Even in this very privileged country, in just one year, women have lost gains for which we and those before us fought hard.

Then and now

It is impossible for me not to compare IWD this year with IWD 2020, when I was in San Miguel. I joined several hundred people in a loud walk through the city’s streets, as we called for women’s equality and an end to violence against women. There was rage, but there was also joy and determination. Hundreds of thousands of women across that country went on strike, staying home to make the point that the country could not function without the often invisible and even more often unacknowledged work done by women.

This year, there will be no in-person gatherings because of COVID-19. However, women are a creative bunch, and there are many interesting things happening across the country today and throughout the month.

I participated in my first IWD 2021 event last week, when my daughter, her partner and I walked the Secret 3 km Marathon, in support of women’s athletics in Afghanistan. Intended to be virtual this year, we were able to take it to the street because our community is green. We kept our distance, but we were still able to have a visit, get some exercise on a mild afternoon and feel a little bit connected to women around the world who were walking — virtually — with us.

Today, I will be speaking at an event being live streamed on Facebook by the Women’s Sexual Assault Centre of Renfrew County. Then, I will join the staff team at Luke’s Place, which is gathering via Zoom for an IWD lunch and women’s history bingo game.

Even apart, we can find ways to be together.

Looking forward

Thanks to the pandemic, nothing is as it was, but we can and must still look forward. The 2019 platform of the federal Liberal Party promised the development of a national action plan (NAP) to address gender-based violence (GBV), a commitment confirmed by the Prime Minister in his December 6 remarks last year:

“Gender-based violence has no place in our communities or our country, and the Government of Canada is continuing to implement a national action plan to address it.”

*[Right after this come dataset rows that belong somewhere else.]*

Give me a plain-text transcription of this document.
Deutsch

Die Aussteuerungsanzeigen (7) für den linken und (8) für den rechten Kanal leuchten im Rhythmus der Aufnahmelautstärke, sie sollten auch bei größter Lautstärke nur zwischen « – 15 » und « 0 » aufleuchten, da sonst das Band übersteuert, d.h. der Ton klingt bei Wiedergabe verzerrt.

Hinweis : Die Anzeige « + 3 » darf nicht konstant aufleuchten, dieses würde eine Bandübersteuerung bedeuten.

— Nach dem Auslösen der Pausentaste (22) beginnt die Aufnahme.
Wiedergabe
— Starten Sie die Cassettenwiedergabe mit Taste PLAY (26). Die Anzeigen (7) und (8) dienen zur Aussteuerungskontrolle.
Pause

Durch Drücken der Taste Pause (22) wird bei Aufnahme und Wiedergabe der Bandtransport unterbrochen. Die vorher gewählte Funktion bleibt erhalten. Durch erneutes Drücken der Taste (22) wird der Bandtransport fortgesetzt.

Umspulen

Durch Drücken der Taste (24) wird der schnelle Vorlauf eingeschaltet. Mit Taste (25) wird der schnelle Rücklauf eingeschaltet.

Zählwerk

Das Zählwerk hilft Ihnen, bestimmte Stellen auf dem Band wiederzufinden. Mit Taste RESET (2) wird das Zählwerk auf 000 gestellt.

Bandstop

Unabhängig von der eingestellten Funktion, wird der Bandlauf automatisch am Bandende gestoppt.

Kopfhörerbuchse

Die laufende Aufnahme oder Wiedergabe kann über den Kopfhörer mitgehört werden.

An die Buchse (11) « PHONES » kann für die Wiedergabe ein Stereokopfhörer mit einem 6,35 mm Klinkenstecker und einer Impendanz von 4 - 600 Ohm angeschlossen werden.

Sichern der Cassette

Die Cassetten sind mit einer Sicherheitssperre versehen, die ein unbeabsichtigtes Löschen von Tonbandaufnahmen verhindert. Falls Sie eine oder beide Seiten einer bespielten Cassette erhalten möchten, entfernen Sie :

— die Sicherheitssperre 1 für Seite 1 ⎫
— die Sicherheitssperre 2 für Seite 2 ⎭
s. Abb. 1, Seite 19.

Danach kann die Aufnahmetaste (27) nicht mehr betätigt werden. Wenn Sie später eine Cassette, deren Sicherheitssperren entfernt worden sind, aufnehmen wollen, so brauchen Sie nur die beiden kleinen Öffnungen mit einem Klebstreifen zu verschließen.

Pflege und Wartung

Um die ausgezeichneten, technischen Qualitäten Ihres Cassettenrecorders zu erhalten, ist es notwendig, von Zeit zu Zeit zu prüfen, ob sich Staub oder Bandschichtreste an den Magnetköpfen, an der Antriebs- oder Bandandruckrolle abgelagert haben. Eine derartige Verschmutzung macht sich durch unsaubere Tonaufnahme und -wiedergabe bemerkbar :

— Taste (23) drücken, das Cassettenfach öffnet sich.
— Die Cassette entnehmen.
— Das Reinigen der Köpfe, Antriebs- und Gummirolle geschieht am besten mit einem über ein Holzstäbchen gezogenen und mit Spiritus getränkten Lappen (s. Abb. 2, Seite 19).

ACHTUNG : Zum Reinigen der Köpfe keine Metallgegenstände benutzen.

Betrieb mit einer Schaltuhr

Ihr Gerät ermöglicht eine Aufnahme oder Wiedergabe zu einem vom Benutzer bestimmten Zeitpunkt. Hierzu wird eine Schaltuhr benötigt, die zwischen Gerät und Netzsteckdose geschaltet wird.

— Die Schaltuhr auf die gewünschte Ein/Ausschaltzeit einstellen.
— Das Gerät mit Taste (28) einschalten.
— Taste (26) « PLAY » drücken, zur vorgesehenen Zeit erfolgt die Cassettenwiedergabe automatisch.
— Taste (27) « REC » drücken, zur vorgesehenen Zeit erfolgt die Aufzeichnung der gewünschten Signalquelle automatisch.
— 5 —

To this end, and with funding from the Department of Women and Gender Equality (WAGE), Women’s Shelters Canada has convened 40 national experts, who will gather in working groups to tackle GBV in four themes identified by WAGE: prevention, support for survivors and their families, responsive legal and justice systems and social infrastructure:

“The working groups will develop recommendations that, together, will provide the framework for an intersectionally informed 10-year NAP . . . This is an unprecedented moment for the Government of Canada to strengthen its commitments to social equity and justice. Today’s response to the National Action Plan is one that will impact the next generation and shape the future of our country.”

I am honoured to be one of the 40 working on this initiative: my colleague and friend Deepa Mattoo, the Executive Director of Toronto’s Barbra Schlifer Commemorative Clinic and I co-chair the legal and justice working group. With the eight other members of our group, we are deep into discussions to identify the most pressing justice issues to be addressed in a national action plan. Our recommendations are due by mid-April, so stay tuned to see where our work takes us. And, be ready to call on all political parties to implement and support the NAP.

But because today is International Women’s Day, I will set my work aside earlier than usual so I can close out IWD 2021 by bringing my year full circle. I am getting together with the friend who introduced me to San Miguel many years ago to snack on empanadas and sip Mexican hot chocolate while we watch the Ser Mujer IWD concert via zoom, live from San Miguel. Not quite the same as being in the streets, but it will do for this year.